Cake Wrecks
- Website type: Entertainment photoblog
- Available in: English
- Owner: Jen Yates
- Website: http://cakewrecks.com/
- Commercial: Yes
- Launched: May 2008

= Cake Wrecks =

Website

Cake Wrecks is an entertainment website featuring user-submitted photographs of professionally made cakes that are unintentionally humorous or strange in appearance. Founded in May 2008, inspiration for the confectionery-themed photoblog began when site-master Jen Yates received an e-mail that included a photo of a sheet cake, decorated with a customer's verbatim request: "best wishes suzanne, under neat that, we will miss you".

==History==
Yates, a resident of Orlando, Florida, began searching for images of what she describes as "unintentionally silly, sad, creepy or inappropriate" cakes.
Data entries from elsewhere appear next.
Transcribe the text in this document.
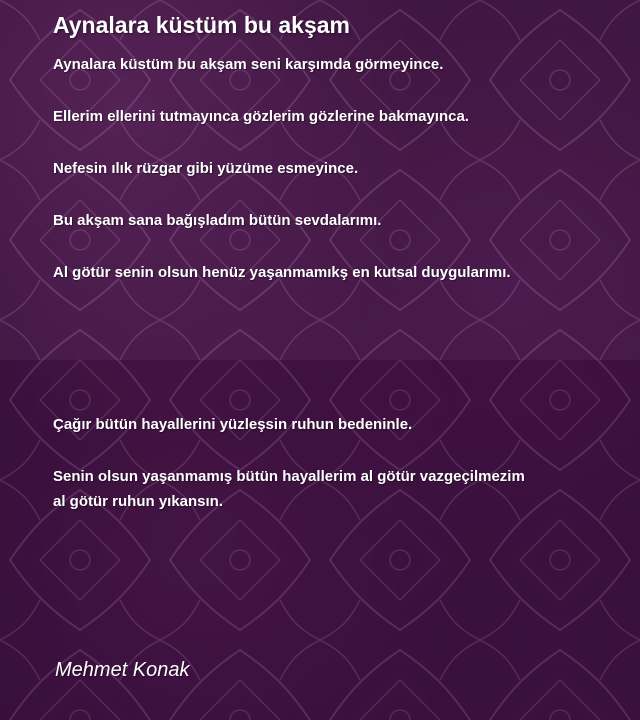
Aynalara küstüm bu akşam
Aynalara küstüm bu akşam seni karşımda görmeyince.
Ellerim ellerini tutmayınca gözlerim gözlerine bakmayınca.
Nefesin ılık rüzgar gibi yüzüme esmeyince.
Bu akşam sana bağışladım bütün sevdalarımı.
Al götür senin olsun henüz yaşanmamıkş en kutsal duygularımı.
Çağır bütün hayallerini yüzleşsin ruhun bedeninle.
Senin olsun yaşanmamış bütün hayallerim al götür vazgeçilmezim
al götür ruhun yıkansın.
Mehmet Konak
She posted the images to her new blog, Cake Wrecks, but assumed a limited supply of strange cake photography would result in the blog running out of available material. An increasing amount of "Wrecker" photos submitted by site readers revealed "cake wrecks" are inevitable in the baking industry. Blog entries have included photos of cakes decorated with sonogram images, an image depicting sexual harassment, and a message reading "i lave you".

Described as an Internet phenomenon by The New York Times, Cake Wrecks quickly gained in popularity. Mary Alice Yeskey, an employee at Baltimore's Charm City Cakes and co-star of the reality television show Ace of Cakes, explained why fellow bakers visit Cake Wrecks: "Everyone in the baking business follows Cake Wrecks almost daily, if only to make sure our cakes aren't ending up on there." On Sundays, in a break from Cake Wrecks' typical format, exemplary edible art creations are featured instead of "wrecks".

By the end of 2008, approximately 100,000 users visited Cake Wrecks each day and the website had received two blog awards: the 2008 Blogger's Choice Award for Best Humor Blog and the 2008 Weblog Award for Best Food Blog. During the 2009 Weblog Awards ceremony, also known as "The Bloggies", Cake Wrecks was named Best Food Blog, Best New Weblog, and Best Writing of a Weblog.

==Print==
In 2009, Yates compiled user-submitted photos for her book, Cake Wrecks: When Professional Cakes Go Hilariously Wrong, which debuted at No. 9 on the New York Times Best Seller list for hardcover advice. A second book, Wreck the Halls: Cake Wrecks Gets "Festive", was published in October 2011.